The FDA just approved a version of Avastin, a blockbuster chemotherapy made by Genentech that brought in $US6.7 billion in sales in 2016.
The newly approved drug, made by Amgen, will go by the marketed name Mvasi. It’s a type of medication called a “biosimilar.”
Biosimilars are a bit more complicated than your average competing medicine: Unlike generics for chemical-based drugs like antibiotics that can be interchangeable with branded versions, the copycats of biologic medications, produced using living cells, have a few more caveats.
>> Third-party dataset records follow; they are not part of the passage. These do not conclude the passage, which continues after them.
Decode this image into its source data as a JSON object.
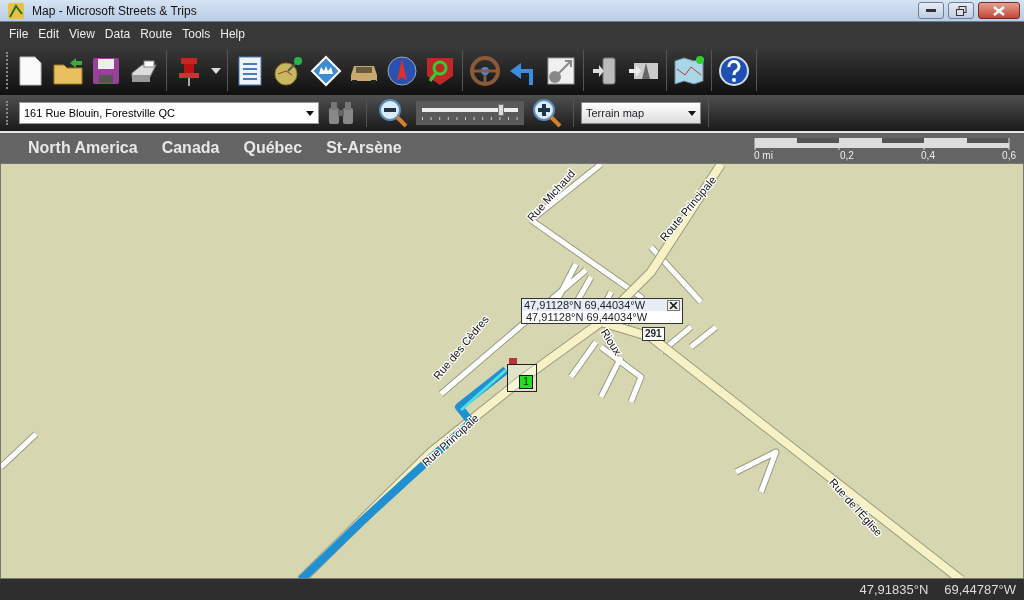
{
  "window": {
    "title": "Map - Microsoft Streets & Trips"
  },
  "menu": [
    {
      "label": "File"
    },
    {
      "label": "Edit"
    },
    {
      "label": "View"
    },
    {
      "label": "Data"
    },
    {
      "label": "Route"
    },
    {
      "label": "Tools"
    },
    {
      "label": "Help"
    }
  ],
  "address": {
    "value": "161 Rue Blouin, Forestville QC"
  },
  "zoom": {
    "level": 0.82
  },
  "map_style": {
    "value": "Terrain map"
  },
  "breadcrumb": [
    "North America",
    "Canada",
    "Québec",
    "St-Arsène"
  ],
  "scale": {
    "labels": [
      "0 mi",
      "0,2",
      "0,4",
      "0,6"
    ]
  },
  "map": {
    "street_labels": [
      "Rue Michaud",
      "Route Principale",
      "Rue des Cèdres",
      "Rioux",
      "Rue Principale",
      "Rue de l'Église"
    ],
    "route_shield": "291",
    "popup": {
      "title": "47,91128°N 69,44034°W",
      "text": "47,91128°N 69,44034°W"
    },
    "stop_marker": "1"
  },
  "status_bar": {
    "latitude": "47,91835°N",
    "longitude": "69,44787°W"
  }
}
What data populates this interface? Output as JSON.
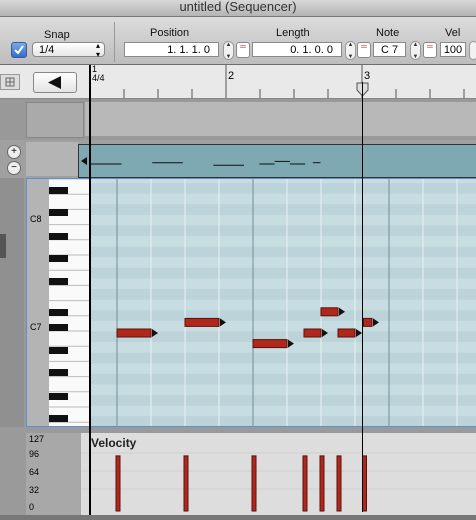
{
  "window": {
    "title": "untitled (Sequencer)"
  },
  "toolbar": {
    "snap_label": "Snap",
    "snap_checked": true,
    "snap_value": "1/4",
    "position_label": "Position",
    "position_value": "1.  1.  1.    0",
    "length_label": "Length",
    "length_value": "0.  1.  0.    0",
    "note_label": "Note",
    "note_value": "C 7",
    "vel_label": "Vel",
    "vel_value": "100"
  },
  "ruler": {
    "markers": [
      "1",
      "2",
      "3"
    ],
    "time_signature": "4/4"
  },
  "keyboard": {
    "octave_labels": [
      "C8",
      "C7"
    ]
  },
  "velocity": {
    "title": "Velocity",
    "scale": [
      "127",
      "96",
      "64",
      "32",
      "0"
    ]
  },
  "notes": [
    {
      "start_beat": 0.0,
      "length_beats": 1.0,
      "pitch_row": 10
    },
    {
      "start_beat": 2.0,
      "length_beats": 1.0,
      "pitch_row": 9
    },
    {
      "start_beat": 4.0,
      "length_beats": 1.0,
      "pitch_row": 11
    },
    {
      "start_beat": 5.5,
      "length_beats": 0.5,
      "pitch_row": 10
    },
    {
      "start_beat": 6.0,
      "length_beats": 0.5,
      "pitch_row": 8
    },
    {
      "start_beat": 6.5,
      "length_beats": 0.5,
      "pitch_row": 10
    },
    {
      "start_beat": 7.25,
      "length_beats": 0.25,
      "pitch_row": 9
    }
  ],
  "velocities": [
    100,
    100,
    100,
    100,
    100,
    100,
    100
  ],
  "colors": {
    "note": "#b0281c",
    "grid_bg": "#c7dde2",
    "selection": "#5b8fd6"
  }
}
The FDA has approved a number of these drugs.
As it stands right now, biosimilars can’t be used interchangeably with branded versions, meaning if you were to get a prescription for a branded biologic, you wouldn’t be able to opt for the “generic” one at the pharmacy as easily as you could if the drug was, say, a statin.
Having more biosimilars in the US would be a big deal: It might be the best way to drive down the cost of biologic medications that have been around for a while.
“Bringing new biosimilars to patients, especially for diseases where the cost of existing treatments can be high, is an important way to help spur competition that can lower healthcare costs and increase access to important therapies,” FDA commissioner Scott Gottlieb said in a news release.
The savings of putting people on far less costly biosimilars — even just new patients who have never taken the original — are estimated to be billions of dollars. Express Scripts, a pharmacy benefit manager, estimated in 2013 that the US could be saving $US250 billion over the next 10 years because of biosimilars. Some argue that the response to biosimilars entering the market has been disappointing so far, though.